The following article on Robert Watts is an excerpt from Mel Ayton's Hunting the President: Threats, Plots, and Assassination Attempts-From FDR to Obama.
President Johnson's efforts to pass the 1964 Civil Rights Act and 1965 Voting Rights Act attracted threats from race-hate groups. But he also faced threats from black militants.
One such threat was made by black militant Robert Watts. Watts had participated in a discussion group dealing with police brutality at a DuBois Clubs meeting. Watts allegedly made a statement that he would refuse induction into the armed forces, and “if they ever make me carry a rifle the first person I want (or would want or would like to have) in my sights is LBJ.”
The possibility of Robert Watts' attempting to kill LBJ did not surprise the Secret Service.
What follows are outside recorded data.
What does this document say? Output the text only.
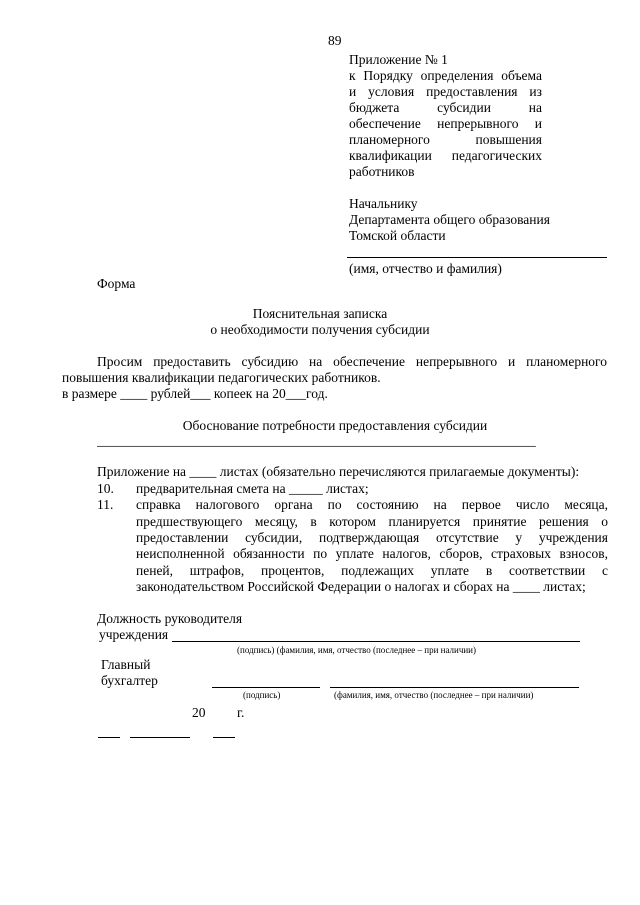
89
Приложение № 1
к Порядку определения объема
и условия предоставления из
бюджета субсидии на
обеспечение непрерывного и
планомерного повышения
квалификации педагогических
работников
Начальнику
Департамента общего образования
Томской области
(имя, отчество и фамилия)
Форма
Пояснительная записка
о необходимости получения субсидии
Просим предоставить субсидию на обеспечение непрерывного и планомерного
повышения квалификации педагогических работников.
в размере ____ рублей___ копеек на 20___год.
Обоснование потребности предоставления субсидии
_________________________________________________________________
Приложение на ____ листах (обязательно перечисляются прилагаемые документы):
10. предварительная смета на _____ листах;
11. справка налогового органа по состоянию на первое число месяца,
предшествующего месяцу, в котором планируется принятие решения о
предоставлении субсидии, подтверждающая отсутствие у учреждения
неисполненной обязанности по уплате налогов, сборов, страховых взносов,
пеней, штрафов, процентов, подлежащих уплате в соответствии с
законодательством Российской Федерации о налогах и сборах на ____ листах;
Должность руководителя
учреждения
(подпись) (фамилия, имя, отчество (последнее – при наличии)
Главный
бухгалтер
(подпись)	(фамилия, имя, отчество (последнее – при наличии)
20 г.
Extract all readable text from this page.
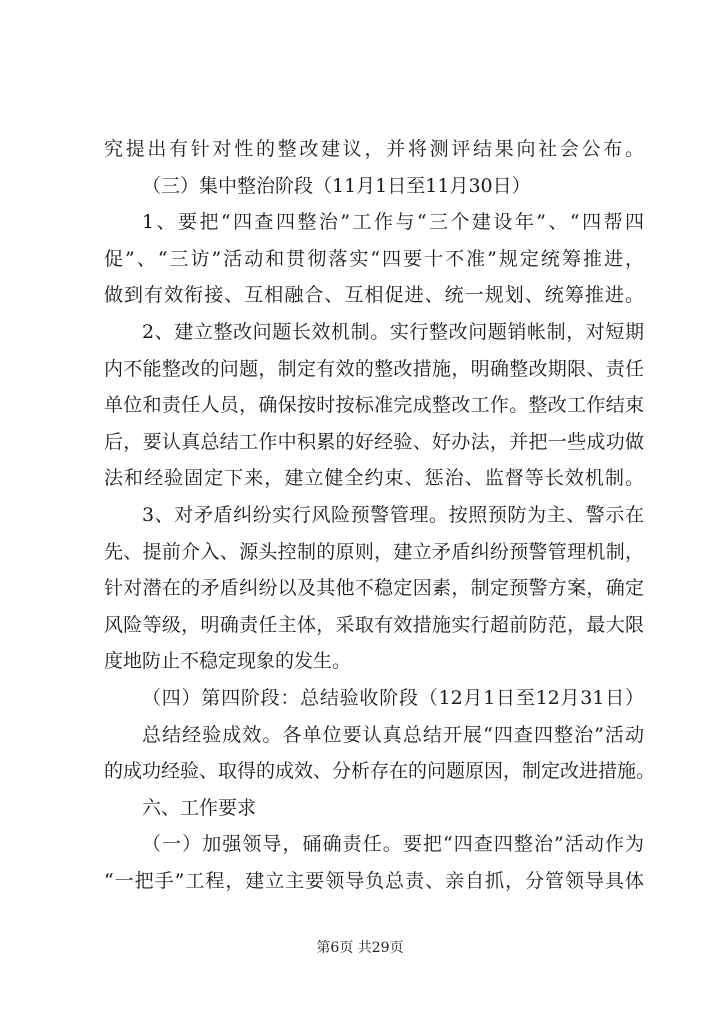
究提出有针对性的整改建议，并将测评结果向社会公布。
（三）集中整治阶段（11月1日至11月30日）
1、要把“四查四整治”工作与“三个建设年”、“四帮四
促”、“三访”活动和贯彻落实“四要十不准”规定统筹推进，
做到有效衔接、互相融合、互相促进、统一规划、统筹推进。
2、建立整改问题长效机制。实行整改问题销帐制，对短期
内不能整改的问题，制定有效的整改措施，明确整改期限、责任
单位和责任人员，确保按时按标准完成整改工作。整改工作结束
后，要认真总结工作中积累的好经验、好办法，并把一些成功做
法和经验固定下来，建立健全约束、惩治、监督等长效机制。
3、对矛盾纠纷实行风险预警管理。按照预防为主、警示在
先、提前介入、源头控制的原则，建立矛盾纠纷预警管理机制，
针对潜在的矛盾纠纷以及其他不稳定因素，制定预警方案，确定
风险等级，明确责任主体，采取有效措施实行超前防范，最大限
度地防止不稳定现象的发生。
（四）第四阶段：总结验收阶段（12月1日至12月31日）
总结经验成效。各单位要认真总结开展“四查四整治”活动
的成功经验、取得的成效、分析存在的问题原因，制定改进措施。
六、工作要求
（一）加强领导，硧确责任。要把“四查四整治”活动作为
“一把手”工程，建立主要领导负总责、亲自抓，分管领导具体
第6页 共29页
According to James Rowley, LBJ faced a greater threat than those directed against former presidents. “The Secret Service,” Rowley said, “has become concerned about the rising crescendo of national militancy and confrontation and instances of the preachment of assassination and violent revolution… in my view, the militancy of the dissident groups in our midst will increase in fervor. The questioning of all authority and the frequency of attempts at the disruption of our society will continue. This activity could generate a greater propensity for attacks upon our leaders.”
The following day Robert Watts was arrested by Secret Service agents for threatening the life of the president. Watts was found guilty, but the U.S. Supreme Court reversed Watts's conviction. The court ruled that only “true” threats were outside the First Amendment and that Watts's statement was “a kind of very crude offensive method of stating a political opposition to the President.”